In Carova, North Carolina, on the skinny islands of the Outer Banks, Jeff Kelly was walking the beach at high tide when he came across a series of strange objects, unlike any beach trash he’d seen before, Coastal Review Online reports. They were large, round disks, made of multicolored plastic—the Virginian-Pilot describes them as “tabletop-sized.”

They looked to be partially melted, and they smelled. As Kelly walked the coastline, he counted the disks, and in the next three miles, he found 26 in total, with more strewn on the beach farther north.

He had “no clue,” he told Coastal Review Online, what the disks were or where they had come from.

But one contained a clue—a document encapsulated with the plastic, face side up. It said “Commander Naval Surface Force Atlantic.”

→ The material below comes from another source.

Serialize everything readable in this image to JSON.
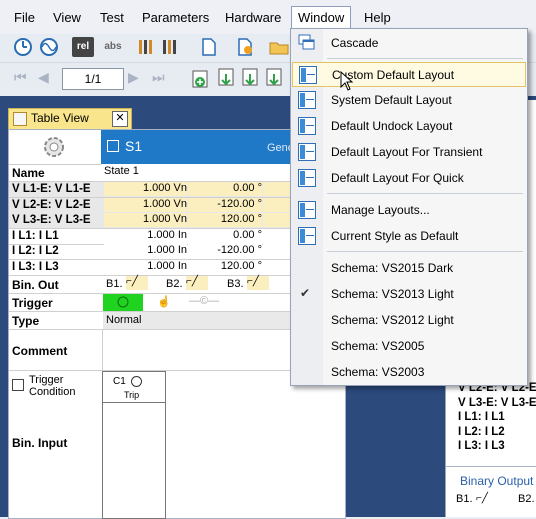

The disks, it turned out, were of the type that the Navy uses to store plastic trash on its ships while they’re at sea. The trash is compacted into disks and sealed in odor-barrier bags for safe and non-disgusting storage. The disks reportedly included: “Welch’s Fruit Snacks, Pepperidge Farm Goldfish, Cup ‘O’ Noodles, Crystal Light drink powder, gummy worms candies, Lay’s potato chips, containers of coffee creamer, granola bars, plastic bottles and soda cans.”

They’re not supposed to be thrown into the ocean, but somehow dozens of these trash discs made it into the sea. (Perhaps in a game of trash frisbee?)